Blessing or burden, three losing seasons in three tries before James' homecoming was excruciating. Irving referred to it as "the grind of being that guy every day." It's a reality for all franchise players, and not easily handled, as Anthony Davis in New Orleans is finding out in trying to bear the leadership burden of a team built around him.
A 78-152 cumulative record over Irving's non-LeBron seasons meant Cleveland won only one out of every three games with him as the lead dog. So where Bryant saw O'Neal as another hotshot salesman and in-house competition for employee of the month, Irving appreciates how James has raised his and the company's standards in every way.
"One thing about Kyrie: He listens," Lue said. "He's going to do whatever the team asks him to do. That's not a problem."
In the very next breath, though, Lue continued to endorse Irving dominating as much as he can.
"But a guy with his skill … when I took over, my whole thing was just, 'Don't worry about what the media is saying about passing. I need you to score the basketball and be aggressive, because nobody can stop you.'"
Even with their sibling rivalry, Bryant and O'Neal found a way to work well enough to win in 2001 (with Lue defending Iverson in the Finals)—and again in 2002. If the Cavs are going to make history repeat itself with their one-two punch, though, who does Irving need to be?
Dutiful little brother, scoring but still deferring to James in every other way?
Feisty little brother, starting to tell people what to do?

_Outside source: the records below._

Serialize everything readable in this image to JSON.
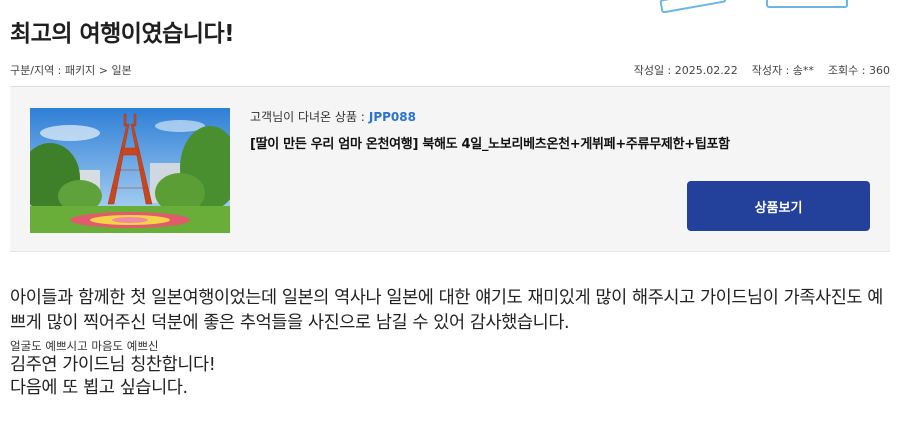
{
  "page": {
    "title": "최고의 여행이였습니다!"
  },
  "meta": {
    "category": "구분/지역 : 패키지 > 일본",
    "date": "작성일 : 2025.02.22",
    "author": "작성자 : 송**",
    "views": "조회수 : 360"
  },
  "product": {
    "label": "고객님이 다녀온 상품 :",
    "code": "JPP088",
    "name": "[딸이 만든 우리 엄마 온천여행] 북해도 4일_노보리베츠온천+게뷔페+주류무제한+팁포함",
    "view_button": "상품보기",
    "image_icon": "sapporo-tv-tower-photo"
  },
  "review": {
    "paragraph1": "아이들과 함께한 첫 일본여행이었는데 일본의 역사나  일본에 대한 얘기도 재미있게 많이 해주시고 가이드님이 가족사진도 예쁘게 많이 찍어주신 덕분에 좋은 추억들을 사진으로 남길 수 있어 감사했습니다.",
    "small_line": "얼굴도 예쁘시고 마음도 예쁘신",
    "line1": "김주연 가이드님 칭찬합니다!",
    "line2": "다음에 또 뵙고 싶습니다."
  },
  "colors": {
    "button": "#23409a",
    "code": "#2a73d0",
    "box_bg": "#f5f5f5"
  }
}
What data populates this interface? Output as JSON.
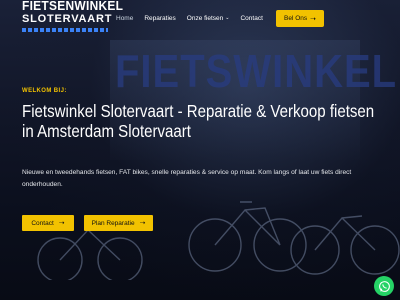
{
  "header": {
    "logo_top": "FIETSENWINKEL",
    "logo_bottom": "SLOTERVAART",
    "nav": [
      {
        "label": "Home"
      },
      {
        "label": "Reparaties"
      },
      {
        "label": "Onze fietsen"
      },
      {
        "label": "Contact"
      }
    ],
    "call_label": "Bel Ons"
  },
  "background": {
    "sign_text": "FIETSWINKEL"
  },
  "hero": {
    "eyebrow": "WELKOM BIJ:",
    "headline": "Fietswinkel Slotervaart - Reparatie & Verkoop fietsen in Amsterdam Slotervaart",
    "intro": "Nieuwe en tweedehands fietsen, FAT bikes, snelle reparaties & service op maat. Kom langs of laat uw fiets direct onderhouden.",
    "btn_contact": "Contact",
    "btn_plan": "Plan Reparatie"
  },
  "icons": {
    "arrow": "arrow-right-icon",
    "chevron": "chevron-down-icon",
    "whatsapp": "whatsapp-icon"
  },
  "colors": {
    "accent": "#f2c200",
    "background": "#0a0e1a",
    "whatsapp": "#25d366"
  }
}
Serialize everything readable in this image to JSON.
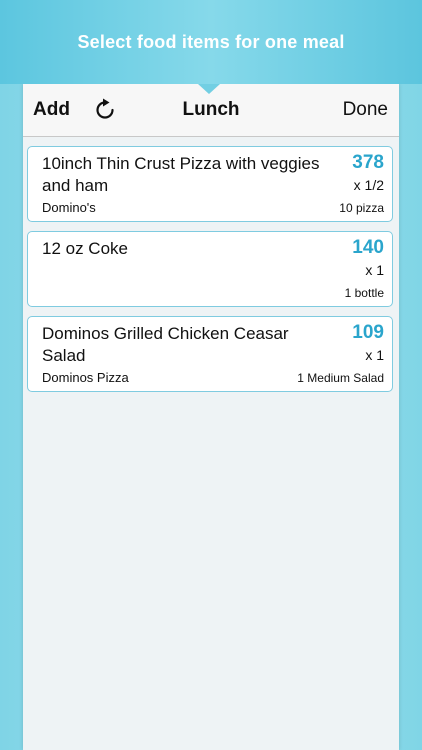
{
  "banner": {
    "text": "Select food items for one meal"
  },
  "navbar": {
    "add_label": "Add",
    "refresh_icon": "refresh-icon",
    "title": "Lunch",
    "done_label": "Done"
  },
  "items": [
    {
      "name": "10inch Thin Crust Pizza with veggies and ham",
      "calories": "378",
      "multiplier": "x 1/2",
      "brand": "Domino's",
      "serving": "10 pizza"
    },
    {
      "name": "12 oz Coke",
      "calories": "140",
      "multiplier": "x 1",
      "brand": "",
      "serving": "1 bottle"
    },
    {
      "name": "Dominos Grilled Chicken Ceasar Salad",
      "calories": "109",
      "multiplier": "x 1",
      "brand": "Dominos Pizza",
      "serving": "1 Medium Salad"
    }
  ],
  "colors": {
    "accent": "#2aa5cc",
    "banner": "#72cfe3",
    "card_border": "#7fcbe0"
  }
}
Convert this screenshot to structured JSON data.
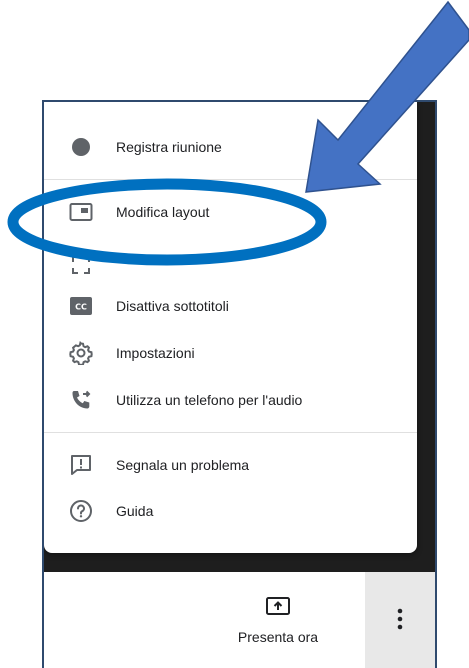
{
  "menu": {
    "items": [
      {
        "label": "Registra riunione",
        "icon": "record-dot-icon"
      },
      {
        "label": "Modifica layout",
        "icon": "layout-icon"
      },
      {
        "label": "",
        "icon": "fullscreen-icon"
      },
      {
        "label": "Disattiva sottotitoli",
        "icon": "closed-captions-icon"
      },
      {
        "label": "Impostazioni",
        "icon": "gear-icon"
      },
      {
        "label": "Utilizza un telefono per l'audio",
        "icon": "phone-forward-icon"
      },
      {
        "label": "Segnala un problema",
        "icon": "report-problem-icon"
      },
      {
        "label": "Guida",
        "icon": "help-icon"
      }
    ]
  },
  "cc_icon_text": "CC",
  "bottom_bar": {
    "present_label": "Presenta ora",
    "present_icon": "present-screen-icon",
    "more_icon": "more-vertical-icon"
  },
  "annotation": {
    "arrow_color": "#4472c4",
    "ellipse_color": "#0070c0"
  }
}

Brazen little brother, believing the team needs every right and wrong he has to offer to overcome the human-nature complacency that sets in after winning?
Exactly what pitch is perfect for Irving as a new defending champion will be determined by him, but also by James and Lue, and even by whether Love's ego is bigger or smaller now.
Irving is not taking anyone's hand-me-downs any more, regardless.
His coach certainly doesn't want him to, and that same coach vividly recalls how his other defending champion team only repeated because the "Mamba mentality" drove everyone forward.